First, we need to retrieve the data using `intake`: 

In [None]:
# Form query dictionary
query = {
    'source_id': 'MPI-ESM1-2-HR',
    'experiment_id': 'historical',
    'variable_id': 'gen',
    'table_id': 'day',
    'grid_label': 'd03',
    'installation': 'pv_distributed'
}

# Subset catalog 
cat_subset = cat.search(**query)

# Get dataset dictionary 
dsets = cat_subset.to_dataset_dict(
    xarray_open_kwargs={'consolidated': True},
    storage_options={'anon': True}
)

# Retrieve the data object 
ds = dsets['pv_distributed.WRF.ERA.MPI-ESM1-2-HR.historical.day.d03']
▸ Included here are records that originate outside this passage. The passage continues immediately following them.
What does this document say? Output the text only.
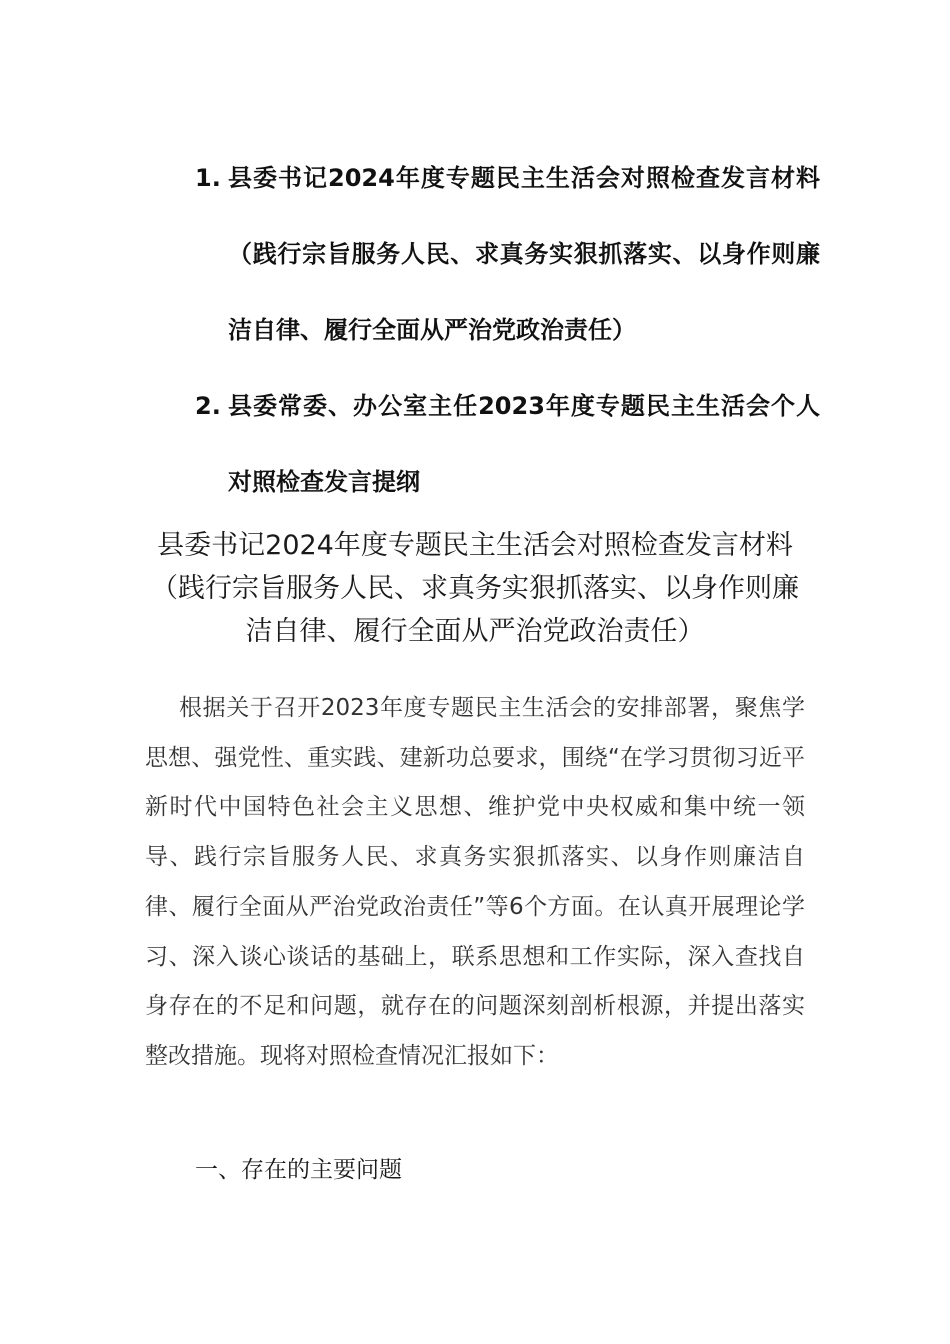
1. 县委书记2024年度专题民主生活会对照检查发言材料（践行宗旨服务人民、求真务实狠抓落实、以身作则廉洁自律、履行全面从严治党政治责任）
2. 县委常委、办公室主任2023年度专题民主生活会个人对照检查发言提纲
县委书记2024年度专题民主生活会对照检查发言材料（践行宗旨服务人民、求真务实狠抓落实、以身作则廉洁自律、履行全面从严治党政治责任）

根据关于召开2023年度专题民主生活会的安排部署，聚焦学思想、强党性、重实践、建新功总要求，围绕“在学习贯彻习近平新时代中国特色社会主义思想、维护党中央权威和集中统一领导、践行宗旨服务人民、求真务实狠抓落实、以身作则廉洁自律、履行全面从严治党政治责任”等6个方面。在认真开展理论学习、深入谈心谈话的基础上，联系思想和工作实际，深入查找自身存在的不足和问题，就存在的问题深刻剖析根源，并提出落实整改措施。现将对照检查情况汇报如下：

一、存在的主要问题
Next, let's use `climakitae`'s utility function `get_closest_gridcell` to grab the model gridcell that is closest to the coordinates for the city of San Francisco. <br><br>**NOTE**: The renewables data has missing values where data was not generated for a variety of reasons, so this function may return `nan` if your coordinates closest gridcell is over one of these missing value regions. Missing data regions will vary by technology type. 

In [None]:
# Coordinates of San Francisco 
lat = 37.7749
lon = -122.4194

# Reassign attribute so the function can find the resolution 
ds.attrs["resolution"] = ds.attrs["nominal_resolution"]
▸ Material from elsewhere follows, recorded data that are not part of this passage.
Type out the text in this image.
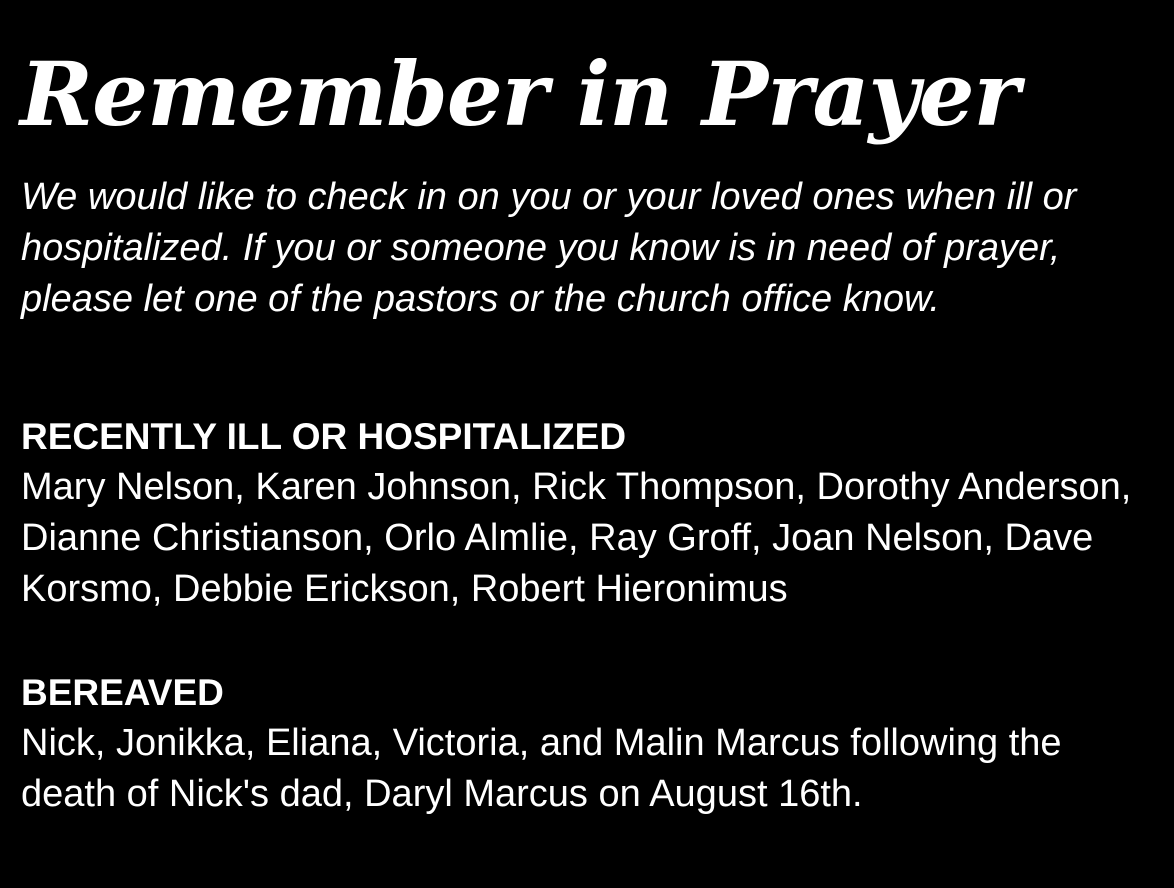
Remember in Prayer
We would like to check in on you or your loved ones when ill or hospitalized. If you or someone you know is in need of prayer, please let one of the pastors or the church office know.
RECENTLY ILL OR HOSPITALIZED
Mary Nelson, Karen Johnson, Rick Thompson, Dorothy Anderson, Dianne Christianson, Orlo Almlie, Ray Groff, Joan Nelson, Dave Korsmo, Debbie Erickson, Robert Hieronimus
BEREAVED
Nick, Jonikka, Eliana, Victoria, and Malin Marcus following the death of Nick's dad, Daryl Marcus on August 16th.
# Use the function to get the closest gridcell of data 
closest_gridcell = get_closest_gridcell(data=ds, lat=lat, lon=lon)

Finally, let's make a quick plot of the data for the first year of the timeseries. 

In [None]:
# Get the first 365 days of data and read into memory 
to_plot = closest_gridcell.isel(time=np.arange(0,365)).compute()

# Generate a simple lineplot 
to_plot.gen.plot();